March 24, 2011 | The Weekly Standard

The Unknown in Libya

The Los Angeles Times reports:

Despite fears that Islamic extremists may be playing a hidden role in the rebellion against Moammar Kadafi, the U.S. intelligence community has found no organized presence of Al Qaeda or its allies among the Libyan opposition, American officials say.

A U.S. intelligence-gathering effort that began shortly after anti-Kadafi forces started seizing towns in eastern Libya last month has not uncovered a significant presence of Islamic militants among the insurgents.

We shouldn’t have much confidence in the U.S. intelligence community’s efforts in places like Libya, which has been “closed for business” to our spooks for years. History has repeatedly proven that the community is behind the curve in such closed societies and it is doubtful that collection has improved dramatically in the last several weeks.

Chances are that, as is pointed out later in the Los Angeles Times piece, the intelligence community has poor collection inside Libya and the real answer it should be giving is: “We don’t know.”

That said, there is no reason to believe the rebels are primarily Islamists/jihadists at this point. The rebellion appears to be a conglomeration of interests, ranging from tribal leaders who have long opposed Qaddafi’s rule to former regime members who have betrayed their insane leader. Certainly, unsavory characters are playing some role, we just can’t be sure how much of one.

Libya has been an exporter of jihadists for decades, and especially since September 11, 2001. So, we know a jihadist infrastructure exists there. In particular, Derna, in eastern Libya, is a hotbed for Islamic extremism. And the Libyan Islamic Fighting Group (LIFG), a known al Qaeda affiliate, has a longstanding presence in the country.

For self-serving reasons, Qaddafi has attempted to play up al Qaeda’s role in the opposition, but in so doing he has made bizarre claims (e.g. Osama bin Laden and drugs are manipulating the rebels). He has also made allegations that are demonstrably false.
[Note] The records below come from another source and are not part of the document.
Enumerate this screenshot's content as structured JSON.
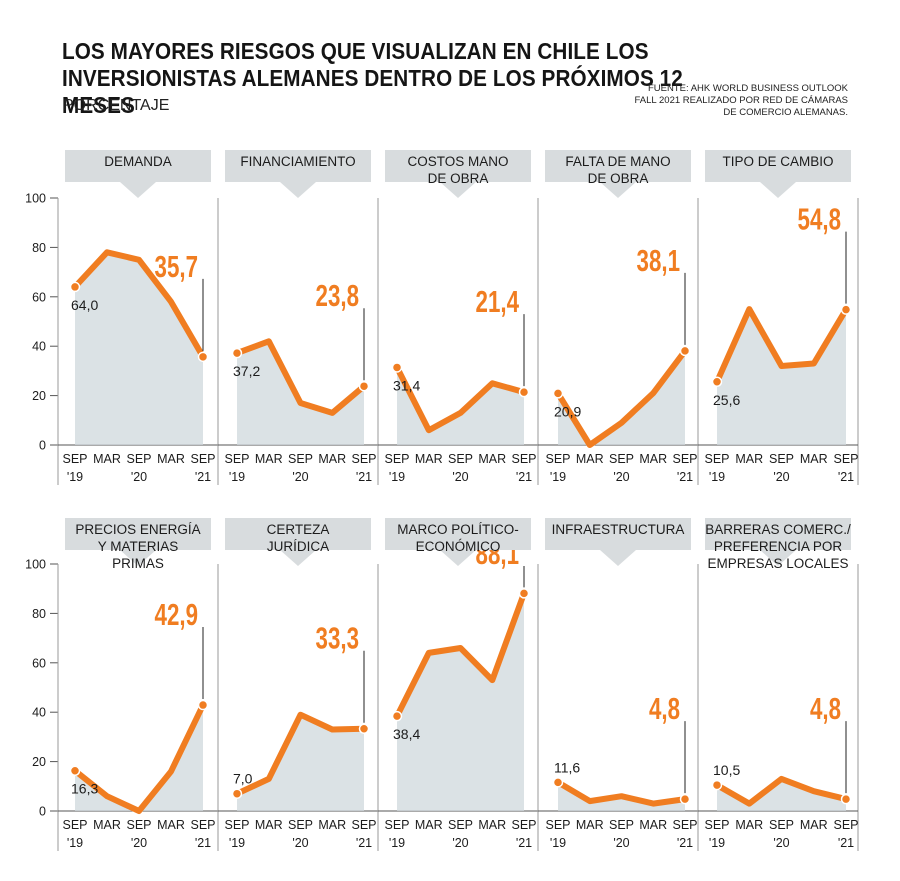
{
  "header": {
    "title": "LOS MAYORES RIESGOS QUE VISUALIZAN EN CHILE LOS INVERSIONISTAS ALEMANES DENTRO DE LOS PRÓXIMOS 12 MESES",
    "subtitle": "PORCENTAJE",
    "source": "FUENTE: AHK WORLD BUSINESS OUTLOOK\nFALL 2021 REALIZADO POR RED DE CÁMARAS\nDE COMERCIO ALEMANAS."
  },
  "colors": {
    "line": "#f07d21",
    "fill": "#cfd8dc",
    "banner": "#d8dcde",
    "grid": "#9a9a9a",
    "end_label": "#f07d21"
  },
  "chart_data": {
    "type": "line",
    "ylim": [
      0,
      100
    ],
    "y_ticks": [
      0,
      20,
      40,
      60,
      80,
      100
    ],
    "x": [
      "SEP '19",
      "MAR '20",
      "SEP '20",
      "MAR '21",
      "SEP '21"
    ],
    "x_tick_top": [
      "SEP",
      "MAR",
      "SEP",
      "MAR",
      "SEP"
    ],
    "x_year_labels": [
      "'19",
      "'20",
      "'21"
    ],
    "series": [
      {
        "name": "DEMANDA",
        "values": [
          64.0,
          78,
          75,
          58,
          35.7
        ],
        "start_label": "64,0",
        "end_label": "35,7"
      },
      {
        "name": "FINANCIAMIENTO",
        "values": [
          37.2,
          42,
          17,
          13,
          23.8
        ],
        "start_label": "37,2",
        "end_label": "23,8"
      },
      {
        "name": "COSTOS MANO\nDE OBRA",
        "values": [
          31.4,
          6,
          13,
          25,
          21.4
        ],
        "start_label": "31,4",
        "end_label": "21,4"
      },
      {
        "name": "FALTA DE MANO\nDE OBRA",
        "values": [
          20.9,
          0,
          9,
          21,
          38.1
        ],
        "start_label": "20,9",
        "end_label": "38,1"
      },
      {
        "name": "TIPO DE CAMBIO",
        "values": [
          25.6,
          55,
          32,
          33,
          54.8
        ],
        "start_label": "25,6",
        "end_label": "54,8"
      },
      {
        "name": "PRECIOS ENERGÍA\nY MATERIAS\nPRIMAS",
        "values": [
          16.3,
          6,
          0,
          16,
          42.9
        ],
        "start_label": "16,3",
        "end_label": "42,9"
      },
      {
        "name": "CERTEZA\nJURÍDICA",
        "values": [
          7.0,
          13,
          39,
          33,
          33.3
        ],
        "start_label": "7,0",
        "end_label": "33,3"
      },
      {
        "name": "MARCO POLÍTICO-\nECONÓMICO",
        "values": [
          38.4,
          64,
          66,
          53,
          88.1
        ],
        "start_label": "38,4",
        "end_label": "88,1"
      },
      {
        "name": "INFRAESTRUCTURA",
        "values": [
          11.6,
          4,
          6,
          3,
          4.8
        ],
        "start_label": "11,6",
        "end_label": "4,8"
      },
      {
        "name": "BARRERAS COMERC./\nPREFERENCIA POR\nEMPRESAS LOCALES",
        "values": [
          10.5,
          3,
          13,
          8,
          4.8
        ],
        "start_label": "10,5",
        "end_label": "4,8"
      }
    ]
  }
}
For instance, Qaddafi and other Libyan officials have claimed that a former Guantanamo detainee named Abdul Hakim al Hasadi has set up an Islamic emirate in eastern Libya. There’s just one problem: Abdul Hakim al Hasadi was never held at Guantanamo.

This doesn’t mean that al Hasadi, who says he is in charge of defending Derna, is necessarily a benign actor. In a recent interview with the Il Sole, an Italian publication, al Hasadi explained: “I have never been to Guantanamo. I was captured in 2002 in Peshawar in Pakistan, while I was returning from Afghanistan where I fought against the foreign invasion. I was handed over to the Americans, and held for a few months in Islamabad, delivered to Libya, and released in 2008.”

So, by his own account, al Hasadi joined the jihad in Afghanistan. There’s more. Il Sole asked al Hasadi about the jihadists sent from Iraq to Libya to fight.

“I sent over about 25,” al Hasadi told Il Sole’s reporter. “Some came back, and today are on the Ajdabiya front; they are patriots and good Muslims, not terrorists. I condemn the September 11 attacks, and attacks against innocent civilians in general. But the members of al Qaeda are also good Muslims, and are fighting against the invader.”

This doesn’t inspire confidence. While dismissing his ties to al Qaeda and condemning the September 11 attacks, al Hasadi concedes that he fought in Afghanistan, sent 25 more jihadists to fight in Iraq, and calls al Qaeda members “good Muslims.” And as John Rosenthal noted at Pajamas Media a few days ago, al Hasadi praised Osama bin Laden’s “good points” during an interview with The New York Times.

There is a temptation to see Libya through the “dictator vs. al Qaeda” or “al Qaeda vs. dictator” prism. Qaddafi certainly wants the West to view the conflict that way.

It is more complicated than that, but men such as al Hasadi should concern us. Given his jihadist ties and double-speak on al Qaeda, how can the U.S. intelligence community be so sure that al Hasadi and his ilk are not part of an “organized” al Qaeda-affiliated (or like-minded jihadist) “presence…among the Libyan opposition”?

We don’t know.

Thomas Joscelyn is a senior fellow at the Foundation for Defense of Democracies.